Carrie Rickey
Film critic/writing biography of Agnes Varda
USA
Voted for
Film | Year | Director |
---|---|---|
Sherlock Jr. | 1924 | Buster Keaton |
La Règle du jeu | 1939 | Jean Renoir |
The Best Years of Our Lives | 1946 | William Wyler |
Rashomon | 1950 | Akira Kurosawa |
Singin' in the Rain | 1951 | Gene Kelly, Stanley Donen |
Kiss Me Deadly | 1955 | Robert Aldrich |
Cléo from 5 to 7 | 1962 | Agnès Varda |
A New Leaf | 1970 | Elaine May |
Malcolm X | 1992 | Spike Lee |
The Namesake | 2006 | Mira Nair |
Comments
Sherlock Jr.
Surreal comedy made in the USA at the same moment Andre Breton composed the Surrealist Manifesto in France.
La Règle du jeu
A stunning panorama of metropolitan and provincial, aristocrat and peasant, nationalism and cosmopolitanism, and a tale of two marriages that seems to sum up life in Europe just before World War II.

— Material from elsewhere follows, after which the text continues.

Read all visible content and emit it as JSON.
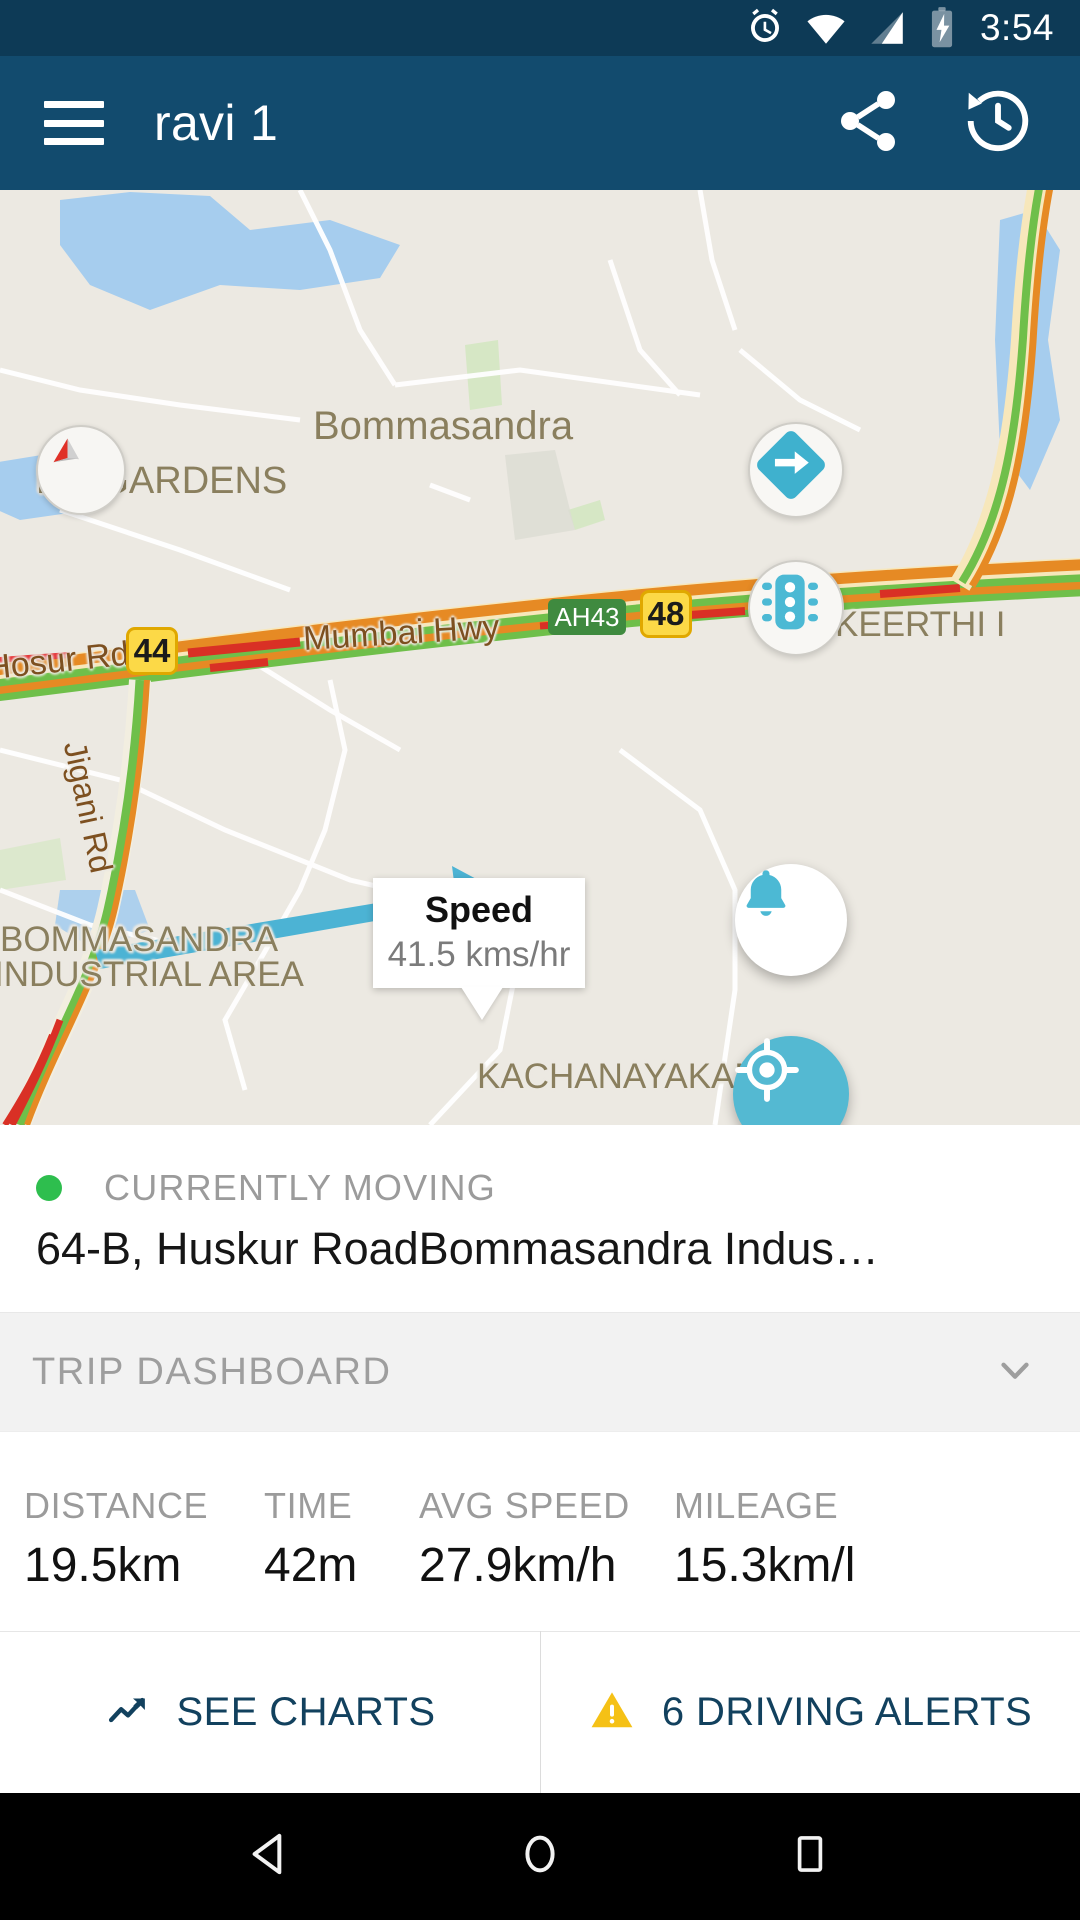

The Best Years of Our Lives
After fighting in World War II, a sailor, an aviator and a soldier return to their hometown and a world that has changed while they have been gone.
Rashomon
Different eyewitnesses each see a rape and subsequent murder from different points of view and come away with different stories of what transpired. Implicitly the film questions the idea of objective truth and wonders whether social or class bias affects memory.
Singin' in the Rain
Because dance and song and Technicolor communicate feelings that cannot be found in dialogue, acting and black-and-white.
Kiss Me Deadly
Film noir meets the atomic bomb.
Cléo from 5 to 7
Eloquent meditation on time that takes place in what appears to be real time, and an engaging portrait of a woman who comes to consciousness over a 90-minute period on the first day of summer.
A New Leaf
Dark comedy of a male gold-digger who wants to marry – and murder – a rich female botanist who knows everything about plant life and very little about human motives.
Malcolm X
20th-century American history told through the life of a onetime petty criminal who becomes a religious leader and then a Civil Rights activist. Each stage of his life is shot like a different genre of film, powerfully acted by Denzel Washington.
The Namesake
A lyrical adaptation of Jhumpa Lahiri's novel about a Bengali family which becomes an American family that tends it cultural roots.
Further remarks
If you asked me on a different day there would be titles by Lois Weber and Alexander Korda and Billy Wilder and François Truffaut and Martin Scorsese and Francis Coppola and Amy Heckerling and Agnieszka Holland.